Now is 80 PLUS® and energy efficiency bad? No, of course not. One of the problems is the approach that ECOS has adopted leads to ridiculous competition to be the first to achieve something unique inside of this framework to keep this advertising copy fresh even if it is not true or relevant to users. The first 80 PLUS® Gold power supply! The first 80 PLUS® Gold power supply over 1000 watts! The first 80 PLUS® Platinum power supply! The first 80 PLUS® Platinum power supply that will walk the dog! You get it... Beyond the marketing issues, the 80 PLUS® program leads to some corporate behavior that we have to question. There are surely PSU retailers that are looking for ways to exploit 80 PLUS® so it can have a marketing and sales advantage. In the end, companies’ likely play and cheat the 80 PLUS® game because there is significant thinking that the 80 PLUS® badge will make more money than improving its products in other ways, if those even improve efficiency at all. And over the large consumer picture, this is likely the truth.

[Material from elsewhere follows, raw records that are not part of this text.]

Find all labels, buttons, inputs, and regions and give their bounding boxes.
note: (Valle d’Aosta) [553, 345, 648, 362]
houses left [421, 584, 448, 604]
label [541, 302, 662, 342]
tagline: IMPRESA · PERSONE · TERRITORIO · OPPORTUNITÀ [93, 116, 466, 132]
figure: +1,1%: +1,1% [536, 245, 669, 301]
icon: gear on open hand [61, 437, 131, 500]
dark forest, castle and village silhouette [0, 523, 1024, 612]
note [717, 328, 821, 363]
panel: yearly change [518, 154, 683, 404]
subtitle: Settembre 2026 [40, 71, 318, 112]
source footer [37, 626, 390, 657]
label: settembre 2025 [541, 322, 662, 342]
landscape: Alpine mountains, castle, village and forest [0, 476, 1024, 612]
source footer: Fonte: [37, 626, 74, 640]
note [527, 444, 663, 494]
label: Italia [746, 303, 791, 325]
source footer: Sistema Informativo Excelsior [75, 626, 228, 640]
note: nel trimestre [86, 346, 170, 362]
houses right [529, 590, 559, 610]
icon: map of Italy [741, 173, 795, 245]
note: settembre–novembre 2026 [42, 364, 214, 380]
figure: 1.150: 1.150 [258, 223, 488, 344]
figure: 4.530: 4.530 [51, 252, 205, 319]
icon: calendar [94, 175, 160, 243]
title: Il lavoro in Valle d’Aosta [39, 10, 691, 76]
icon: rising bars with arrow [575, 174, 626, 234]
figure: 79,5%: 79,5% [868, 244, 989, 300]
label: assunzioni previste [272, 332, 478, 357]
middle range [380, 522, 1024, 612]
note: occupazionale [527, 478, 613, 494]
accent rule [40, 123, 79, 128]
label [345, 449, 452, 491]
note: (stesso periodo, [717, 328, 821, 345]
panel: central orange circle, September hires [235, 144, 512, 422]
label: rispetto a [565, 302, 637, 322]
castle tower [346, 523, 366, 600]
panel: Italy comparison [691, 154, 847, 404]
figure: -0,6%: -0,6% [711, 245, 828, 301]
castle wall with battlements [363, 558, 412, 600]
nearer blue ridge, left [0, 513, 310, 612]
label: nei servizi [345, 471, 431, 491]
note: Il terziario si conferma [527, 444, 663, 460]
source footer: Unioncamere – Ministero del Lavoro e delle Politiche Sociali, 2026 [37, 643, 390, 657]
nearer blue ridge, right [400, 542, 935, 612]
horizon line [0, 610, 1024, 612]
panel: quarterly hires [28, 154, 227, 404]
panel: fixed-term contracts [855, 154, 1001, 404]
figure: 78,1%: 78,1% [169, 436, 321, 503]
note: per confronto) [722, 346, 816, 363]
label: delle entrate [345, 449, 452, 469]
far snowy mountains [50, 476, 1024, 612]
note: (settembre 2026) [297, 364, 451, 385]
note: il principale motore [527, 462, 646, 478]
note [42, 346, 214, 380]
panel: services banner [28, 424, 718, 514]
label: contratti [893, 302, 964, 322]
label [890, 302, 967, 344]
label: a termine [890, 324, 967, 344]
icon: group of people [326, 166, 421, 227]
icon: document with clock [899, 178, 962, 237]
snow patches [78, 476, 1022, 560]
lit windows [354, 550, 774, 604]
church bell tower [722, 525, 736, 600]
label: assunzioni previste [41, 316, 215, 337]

While, in all honesty, we don’t care that much on a professional level about PSU efficiency as much as other factors when it comes to reviewing or selecting power supplies, manufacturers have decided that for bragging rights it will target users with this approach because it is something the company can use in its marketing. Since most of these PSU companies have found it so important, we hate to find that ECOS seems to have a significant difficulty with policing its certifications. We recently added our own version of 80 PLUS® certification testing to our PSU reviews and will continue to run ECOS' 80 PLUS® certification loads in our reviews. We started doing this because of the intense corporate focus on 80 PLUS® certifications, not because we find these all that useful. If a power supply comes in that misses 80 PLUS® certification numbers by a wide margin we will fail that unit.